Tout à coup, il eut l’impression qu’un étau géant lui emprisonnait la tête et serrait, serrait, de plus en plus fort. Il essaya de tendre la main pour se retenir, mais il n’arriva pas à lever le bras. Il tenta de faire un pas, trébucha, heurta rudement son bureau, fit dégringoler quelque chose. Il entendit le choc sourd de l’objet atterrissant sur l’épaisse moquette, mais il ne le vit pas. C’était comme si un voile de gaze blanche lui couvrait les yeux. Il aurait voulu le chasser de la main, mais il ne pouvait pas bouger le bras.

Ses jambes cédèrent sous son poids, il bascula en avant et se cogna la tête sur le coin de son bureau en tombant par terre. Il essaya de se relever, en vain. Il était plaqué au sol par un énorme rocher. Et la douleur était tellement intense, atroce, qu’il avait l’impression qu’on lui ouvrait le crâne avec un couteau. John Kennedy avait-il éprouvé une douleur pareille quand la balle lui avait explosé la tête ?

Miles battit des paupières, et la gaze blanche tomba de ses yeux. L’espace d’un instant, il crut voir son fils, debout près de la cheminée, mais cette fois il n’y avait pas de haine dans le regard de Jonathan.

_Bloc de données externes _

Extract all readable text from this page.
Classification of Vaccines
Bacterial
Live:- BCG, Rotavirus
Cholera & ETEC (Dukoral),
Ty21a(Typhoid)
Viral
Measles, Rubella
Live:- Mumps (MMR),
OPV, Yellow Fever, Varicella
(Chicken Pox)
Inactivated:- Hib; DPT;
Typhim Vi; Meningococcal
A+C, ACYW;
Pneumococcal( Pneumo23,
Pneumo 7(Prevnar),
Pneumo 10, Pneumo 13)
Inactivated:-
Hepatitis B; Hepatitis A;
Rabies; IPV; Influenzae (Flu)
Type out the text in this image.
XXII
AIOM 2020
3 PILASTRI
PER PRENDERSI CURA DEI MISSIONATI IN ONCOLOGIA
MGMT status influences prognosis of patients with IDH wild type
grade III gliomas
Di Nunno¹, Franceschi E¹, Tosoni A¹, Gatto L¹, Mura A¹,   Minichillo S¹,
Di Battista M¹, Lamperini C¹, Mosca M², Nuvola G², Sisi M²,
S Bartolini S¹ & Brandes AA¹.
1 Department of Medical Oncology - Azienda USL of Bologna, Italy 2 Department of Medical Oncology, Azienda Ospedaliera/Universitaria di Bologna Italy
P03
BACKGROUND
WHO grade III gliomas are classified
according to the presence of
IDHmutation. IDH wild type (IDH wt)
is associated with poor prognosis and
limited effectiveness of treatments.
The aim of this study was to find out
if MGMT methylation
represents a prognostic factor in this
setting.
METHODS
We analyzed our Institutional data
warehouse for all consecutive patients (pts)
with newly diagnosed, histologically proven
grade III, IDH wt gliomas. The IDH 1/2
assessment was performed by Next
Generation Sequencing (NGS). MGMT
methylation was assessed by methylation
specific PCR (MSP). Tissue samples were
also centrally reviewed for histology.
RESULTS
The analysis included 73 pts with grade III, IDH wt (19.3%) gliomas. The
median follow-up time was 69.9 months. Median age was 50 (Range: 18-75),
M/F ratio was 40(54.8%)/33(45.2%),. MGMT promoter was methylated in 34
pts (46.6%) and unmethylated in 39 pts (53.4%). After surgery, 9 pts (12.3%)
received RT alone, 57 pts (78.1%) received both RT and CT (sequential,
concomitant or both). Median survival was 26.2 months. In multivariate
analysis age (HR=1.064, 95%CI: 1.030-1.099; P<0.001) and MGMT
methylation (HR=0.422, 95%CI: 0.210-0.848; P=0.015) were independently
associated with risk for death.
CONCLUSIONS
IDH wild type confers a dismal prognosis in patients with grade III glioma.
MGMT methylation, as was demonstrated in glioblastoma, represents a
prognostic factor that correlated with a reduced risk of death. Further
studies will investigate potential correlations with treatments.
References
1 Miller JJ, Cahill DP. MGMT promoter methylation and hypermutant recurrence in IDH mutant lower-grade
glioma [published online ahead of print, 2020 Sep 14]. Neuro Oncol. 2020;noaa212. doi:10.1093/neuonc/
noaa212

Le garçon avait les yeux pleins de larmes, et Miles voulait lui dire d’arrêter de pleurer comme un veau, d’être un homme, mais il n’arrivait pas à faire marcher sa langue. Rien ne marchait plus, rien du tout. Même son cœur lui faisait l’impression d’avoir éclaté dans sa poitrine. Quel gag, non, vraiment ?

Puis tout à coup son fils fut parti, et Miles sentit un trou béant à l’endroit où se trouvait son cœur, un abîme profond, avide, qui l’aspirait. Je veux, pensa-t-il. Je veux, je veux, je veux qu’elle revienne, je veux que tout revienne, tous les jours, tous les moments d’amour et de joie, de tristesse et d’angoisse – je veux que tout redevienne comme avant.